Consciousness – a stream?

flowAn interesting piece from Evan Thompson on the ‘stream of consciousness’. The phrase is probably best known now as the name for a style of modern literary prose, but it originates with William James. Thompson compares James’ concept of a smoothly rolling stream with the view taken by the Buddhist Abidharma tradition, which holds that closer consideration shows the stream to consist of discrete parts.
Thompson quotes two pieces of experimental evidence which broadly suggest the Abidharma view is closer to the truth. Experiments conducted by Francisco Varela on the young Thompson himself suggested that perception varied in harmony with the brain’s alpha waves, although it seems the results have not been successfully replicated since.
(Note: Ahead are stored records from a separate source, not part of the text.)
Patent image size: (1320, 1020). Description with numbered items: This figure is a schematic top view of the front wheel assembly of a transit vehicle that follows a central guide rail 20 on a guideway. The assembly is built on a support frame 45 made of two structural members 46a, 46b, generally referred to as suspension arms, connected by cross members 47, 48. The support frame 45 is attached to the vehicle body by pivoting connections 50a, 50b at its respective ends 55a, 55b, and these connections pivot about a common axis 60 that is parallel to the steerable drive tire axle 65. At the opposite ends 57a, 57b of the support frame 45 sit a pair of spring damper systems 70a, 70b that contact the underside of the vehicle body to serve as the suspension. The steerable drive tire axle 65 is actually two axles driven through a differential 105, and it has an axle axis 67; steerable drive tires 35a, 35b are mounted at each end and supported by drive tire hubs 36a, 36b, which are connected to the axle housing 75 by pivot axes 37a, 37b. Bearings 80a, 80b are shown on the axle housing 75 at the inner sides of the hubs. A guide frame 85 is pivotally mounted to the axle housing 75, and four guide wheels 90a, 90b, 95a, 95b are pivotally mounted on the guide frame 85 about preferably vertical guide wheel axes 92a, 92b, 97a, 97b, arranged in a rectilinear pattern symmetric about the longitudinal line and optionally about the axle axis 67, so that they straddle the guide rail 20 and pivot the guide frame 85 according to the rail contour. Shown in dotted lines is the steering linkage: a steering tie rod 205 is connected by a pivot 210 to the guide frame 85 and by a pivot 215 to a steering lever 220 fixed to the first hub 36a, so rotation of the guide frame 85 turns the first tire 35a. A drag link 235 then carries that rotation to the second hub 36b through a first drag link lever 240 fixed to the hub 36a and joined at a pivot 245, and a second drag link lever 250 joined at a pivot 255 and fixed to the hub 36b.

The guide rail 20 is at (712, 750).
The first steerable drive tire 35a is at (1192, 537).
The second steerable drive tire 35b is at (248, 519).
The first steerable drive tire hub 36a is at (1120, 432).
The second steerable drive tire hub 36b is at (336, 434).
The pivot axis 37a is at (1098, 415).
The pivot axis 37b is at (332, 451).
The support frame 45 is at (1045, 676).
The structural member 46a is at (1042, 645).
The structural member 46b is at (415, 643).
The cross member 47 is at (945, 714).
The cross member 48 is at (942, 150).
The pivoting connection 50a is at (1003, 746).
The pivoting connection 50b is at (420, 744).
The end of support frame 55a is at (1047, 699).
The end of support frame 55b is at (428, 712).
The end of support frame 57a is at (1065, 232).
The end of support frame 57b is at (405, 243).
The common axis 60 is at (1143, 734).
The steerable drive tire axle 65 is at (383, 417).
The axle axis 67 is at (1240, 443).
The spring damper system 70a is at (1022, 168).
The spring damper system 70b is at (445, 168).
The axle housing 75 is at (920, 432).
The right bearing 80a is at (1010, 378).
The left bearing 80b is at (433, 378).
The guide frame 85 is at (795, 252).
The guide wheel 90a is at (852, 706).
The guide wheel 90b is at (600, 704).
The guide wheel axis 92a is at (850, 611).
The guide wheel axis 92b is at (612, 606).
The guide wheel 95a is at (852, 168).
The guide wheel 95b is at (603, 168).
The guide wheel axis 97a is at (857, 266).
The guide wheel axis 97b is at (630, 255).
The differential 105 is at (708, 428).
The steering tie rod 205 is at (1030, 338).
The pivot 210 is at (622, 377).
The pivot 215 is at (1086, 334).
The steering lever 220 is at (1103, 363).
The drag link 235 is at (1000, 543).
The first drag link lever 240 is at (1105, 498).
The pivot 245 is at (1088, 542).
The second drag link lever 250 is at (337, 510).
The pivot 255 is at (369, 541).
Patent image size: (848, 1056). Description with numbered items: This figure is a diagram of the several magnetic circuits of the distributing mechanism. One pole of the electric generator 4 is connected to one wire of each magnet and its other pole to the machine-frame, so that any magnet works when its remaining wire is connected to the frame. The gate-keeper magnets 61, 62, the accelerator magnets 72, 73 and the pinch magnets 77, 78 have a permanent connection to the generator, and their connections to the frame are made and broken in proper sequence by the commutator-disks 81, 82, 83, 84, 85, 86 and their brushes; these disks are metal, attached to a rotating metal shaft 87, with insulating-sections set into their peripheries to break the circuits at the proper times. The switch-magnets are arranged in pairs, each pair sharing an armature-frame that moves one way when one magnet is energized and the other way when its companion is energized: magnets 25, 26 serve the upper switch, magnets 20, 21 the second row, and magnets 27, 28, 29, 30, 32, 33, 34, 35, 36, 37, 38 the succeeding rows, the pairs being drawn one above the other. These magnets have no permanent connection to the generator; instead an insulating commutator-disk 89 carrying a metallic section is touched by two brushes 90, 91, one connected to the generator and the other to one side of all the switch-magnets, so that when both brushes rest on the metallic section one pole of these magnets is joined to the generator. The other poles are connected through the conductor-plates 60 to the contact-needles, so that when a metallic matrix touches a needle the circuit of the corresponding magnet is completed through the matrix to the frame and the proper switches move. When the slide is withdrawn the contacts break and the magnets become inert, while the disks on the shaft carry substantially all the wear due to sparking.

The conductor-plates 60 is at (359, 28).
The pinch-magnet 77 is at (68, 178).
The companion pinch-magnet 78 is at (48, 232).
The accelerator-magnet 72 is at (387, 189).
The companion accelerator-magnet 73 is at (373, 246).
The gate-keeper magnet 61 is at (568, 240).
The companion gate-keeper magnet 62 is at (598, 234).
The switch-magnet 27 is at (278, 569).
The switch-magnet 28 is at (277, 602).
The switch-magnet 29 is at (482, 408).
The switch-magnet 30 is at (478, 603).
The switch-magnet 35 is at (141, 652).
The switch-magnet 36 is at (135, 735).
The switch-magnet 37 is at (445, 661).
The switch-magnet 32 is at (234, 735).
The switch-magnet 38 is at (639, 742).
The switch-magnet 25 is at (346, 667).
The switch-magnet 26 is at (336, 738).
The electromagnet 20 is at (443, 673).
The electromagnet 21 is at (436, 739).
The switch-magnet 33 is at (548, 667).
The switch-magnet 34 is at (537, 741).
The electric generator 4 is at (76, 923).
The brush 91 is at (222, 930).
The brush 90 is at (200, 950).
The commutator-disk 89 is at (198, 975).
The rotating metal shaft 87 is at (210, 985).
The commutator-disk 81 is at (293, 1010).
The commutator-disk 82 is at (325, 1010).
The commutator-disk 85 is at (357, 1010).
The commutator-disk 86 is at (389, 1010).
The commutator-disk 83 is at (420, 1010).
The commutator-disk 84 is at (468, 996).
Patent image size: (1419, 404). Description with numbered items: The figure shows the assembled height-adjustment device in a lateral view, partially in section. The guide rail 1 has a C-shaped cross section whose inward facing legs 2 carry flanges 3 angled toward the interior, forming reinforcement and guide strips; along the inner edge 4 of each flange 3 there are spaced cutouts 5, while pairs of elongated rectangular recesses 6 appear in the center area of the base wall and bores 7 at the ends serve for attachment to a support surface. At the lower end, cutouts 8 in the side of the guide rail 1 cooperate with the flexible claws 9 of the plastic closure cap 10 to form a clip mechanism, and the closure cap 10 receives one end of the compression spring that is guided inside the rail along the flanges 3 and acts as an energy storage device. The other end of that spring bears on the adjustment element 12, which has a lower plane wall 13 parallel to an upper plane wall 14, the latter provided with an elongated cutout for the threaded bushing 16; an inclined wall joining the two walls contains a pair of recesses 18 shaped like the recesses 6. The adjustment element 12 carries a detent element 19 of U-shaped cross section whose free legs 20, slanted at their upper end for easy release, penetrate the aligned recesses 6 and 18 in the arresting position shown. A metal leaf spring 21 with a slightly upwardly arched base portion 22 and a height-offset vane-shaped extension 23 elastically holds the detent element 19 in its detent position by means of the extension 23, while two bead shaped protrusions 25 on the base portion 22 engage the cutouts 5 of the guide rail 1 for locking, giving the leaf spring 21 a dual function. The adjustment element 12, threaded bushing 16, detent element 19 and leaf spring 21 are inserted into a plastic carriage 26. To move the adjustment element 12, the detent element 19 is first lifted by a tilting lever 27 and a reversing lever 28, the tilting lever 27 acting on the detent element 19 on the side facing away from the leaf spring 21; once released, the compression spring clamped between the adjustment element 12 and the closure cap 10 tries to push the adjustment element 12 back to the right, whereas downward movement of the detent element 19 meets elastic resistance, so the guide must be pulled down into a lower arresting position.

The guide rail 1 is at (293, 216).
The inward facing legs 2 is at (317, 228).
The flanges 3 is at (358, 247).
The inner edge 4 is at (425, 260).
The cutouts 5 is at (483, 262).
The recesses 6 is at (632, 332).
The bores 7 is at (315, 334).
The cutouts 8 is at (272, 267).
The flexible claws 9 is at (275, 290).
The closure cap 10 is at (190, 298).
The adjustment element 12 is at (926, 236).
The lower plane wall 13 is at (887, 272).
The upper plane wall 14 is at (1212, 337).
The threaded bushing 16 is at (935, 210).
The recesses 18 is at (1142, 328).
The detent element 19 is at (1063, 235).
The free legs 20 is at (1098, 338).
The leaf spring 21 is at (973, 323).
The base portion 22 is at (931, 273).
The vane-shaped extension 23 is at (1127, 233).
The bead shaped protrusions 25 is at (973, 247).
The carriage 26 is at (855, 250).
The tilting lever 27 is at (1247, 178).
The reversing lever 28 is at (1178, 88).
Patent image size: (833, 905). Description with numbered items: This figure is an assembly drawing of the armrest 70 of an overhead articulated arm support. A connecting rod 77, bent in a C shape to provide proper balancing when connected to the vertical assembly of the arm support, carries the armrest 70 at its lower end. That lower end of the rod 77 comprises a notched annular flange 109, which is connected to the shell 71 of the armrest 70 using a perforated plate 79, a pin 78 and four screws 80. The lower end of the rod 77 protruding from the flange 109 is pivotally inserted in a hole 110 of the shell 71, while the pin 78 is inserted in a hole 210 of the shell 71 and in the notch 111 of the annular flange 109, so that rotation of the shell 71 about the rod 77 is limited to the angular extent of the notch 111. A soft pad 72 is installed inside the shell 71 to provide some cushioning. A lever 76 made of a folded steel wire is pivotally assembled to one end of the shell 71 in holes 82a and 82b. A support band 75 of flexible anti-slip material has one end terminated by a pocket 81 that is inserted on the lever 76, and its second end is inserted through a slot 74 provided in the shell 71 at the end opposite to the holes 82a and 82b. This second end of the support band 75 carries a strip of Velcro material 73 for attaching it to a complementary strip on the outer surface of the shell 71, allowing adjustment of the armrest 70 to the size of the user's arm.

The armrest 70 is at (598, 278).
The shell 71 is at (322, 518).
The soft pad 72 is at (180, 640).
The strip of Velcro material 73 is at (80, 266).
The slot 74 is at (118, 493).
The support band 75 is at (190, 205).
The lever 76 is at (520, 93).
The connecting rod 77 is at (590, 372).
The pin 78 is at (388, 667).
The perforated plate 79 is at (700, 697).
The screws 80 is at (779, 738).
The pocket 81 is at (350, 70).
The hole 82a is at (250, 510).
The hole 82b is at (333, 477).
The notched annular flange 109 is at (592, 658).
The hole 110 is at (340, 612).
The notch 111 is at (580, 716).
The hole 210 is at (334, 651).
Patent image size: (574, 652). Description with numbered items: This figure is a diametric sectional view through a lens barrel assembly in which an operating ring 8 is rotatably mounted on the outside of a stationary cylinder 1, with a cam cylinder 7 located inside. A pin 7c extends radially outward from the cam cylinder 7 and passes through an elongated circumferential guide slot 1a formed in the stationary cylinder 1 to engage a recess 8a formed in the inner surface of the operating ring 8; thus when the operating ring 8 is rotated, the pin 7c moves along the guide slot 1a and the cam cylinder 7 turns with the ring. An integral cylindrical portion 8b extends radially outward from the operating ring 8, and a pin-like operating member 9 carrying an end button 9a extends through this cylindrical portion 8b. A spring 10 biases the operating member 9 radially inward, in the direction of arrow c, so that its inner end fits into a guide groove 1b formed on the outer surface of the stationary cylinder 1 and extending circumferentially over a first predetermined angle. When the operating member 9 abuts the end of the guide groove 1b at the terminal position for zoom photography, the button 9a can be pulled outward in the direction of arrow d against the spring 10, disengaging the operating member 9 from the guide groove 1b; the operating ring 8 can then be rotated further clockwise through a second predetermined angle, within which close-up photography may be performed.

The other study related to the ‘attentional blink’ in which a stimulus rapidly following another is likely to be missed. It seems successful attempts by the subjects were accompanied by a kind of phase locking with theta rhythms; certain meditative techniques of mindfulness improved both the theta phase locking and the ability to perceive the following stimulus.
Overall, Thompson concludes that conscious perception isn’t smoothly regular, but comes in pulses. Perhaps we could say that it’s more like the flow of a bloodstream than that of a river.
Still, though – is consciousness actually continuous? Suppose in fact that it was composed of a series of static moments, like the succeeding frames of a film. In a film the frames follow quickly, but we can imagine longer intervals if we like. However long the gaps, the story told by the film is unaffected and retains all its coherence; the discontinuity can only be seen by an observer outside the film. In the case of consciousness our experience actually is the succession of moments, so if consciousness were discontinuous we should never be aware of it directly. If we noticed anything at all, it would seem to us to be discontinuity in the external world.
It’s not, of course, as simple as that; there are two particular issues. One is that consciousness is not automatically self-consciousness. To draw conclusions about our conscious state requires a second conscious state which is about the first one. We’ve remarked here before on Comte’s objection that the second state necessarily disrupts the first, making reliable introspection impossible: James’ view was that the second state had to be later, so that introspection was always retrospection.
This obviously raises many potential complications; all I want to do is pick out one possibility: that when we introspect the first and second order states alternate. Perhaps what we do is a moment of first-order thinking, then a moment of second order reflection on the moment just past, then another moment of simple first-order thought and so on; a process a bit like an artist flicking his gaze back and forth between subject and canvas.
If that’s what happens, then it would clearly introduce a kind of pulse into our thoughts. This raises the curious possibility that our normal thoughts run smoothly, but start to pulsate exactly when we start to think about them. The pulse would be an artefact of our own introspection.
The other issue is more fundamental. Both James and the Abidharma school apparently assume that our thoughts seem to come in a continuous flow. Well, mine don’t. Yes, at times there is a coherent narrative sequence or a flowing perceptual experience, but these often seem like achievements of my concentration rather than the natural state of my mind. At least as often, things pop up unbidden, stop and start, and generally behave less like a flow and more like one damn thing after another. It’s noteworthy that the stream of consciousness in literature is not characterised by smooth logical development, but by a succession of fragmentary ideas and perceptions, a more realistic picture in many ways.
However, reflecting on a train of thought afterwards we can sometimes see links that we didn’t notice before. Several of our thoughts which seemed unrelated all bear on a particular anxiety or concern, say; scarcely a novel phenomenon in either psychology or literature. Hypothetically we might guess that our conscious moments are indeed part of a coherent stream, but one which includes important unconscious or subconscious elements, If we could see the whole process it might make fine logical sense, but all we get are the points where the undulating serpent’s back breaks the surface.
Neither of those issues disturbs Thompson’s modest conclusion that there is a kind of pulse on the surface of the stream; but there is deep water underneath, I think.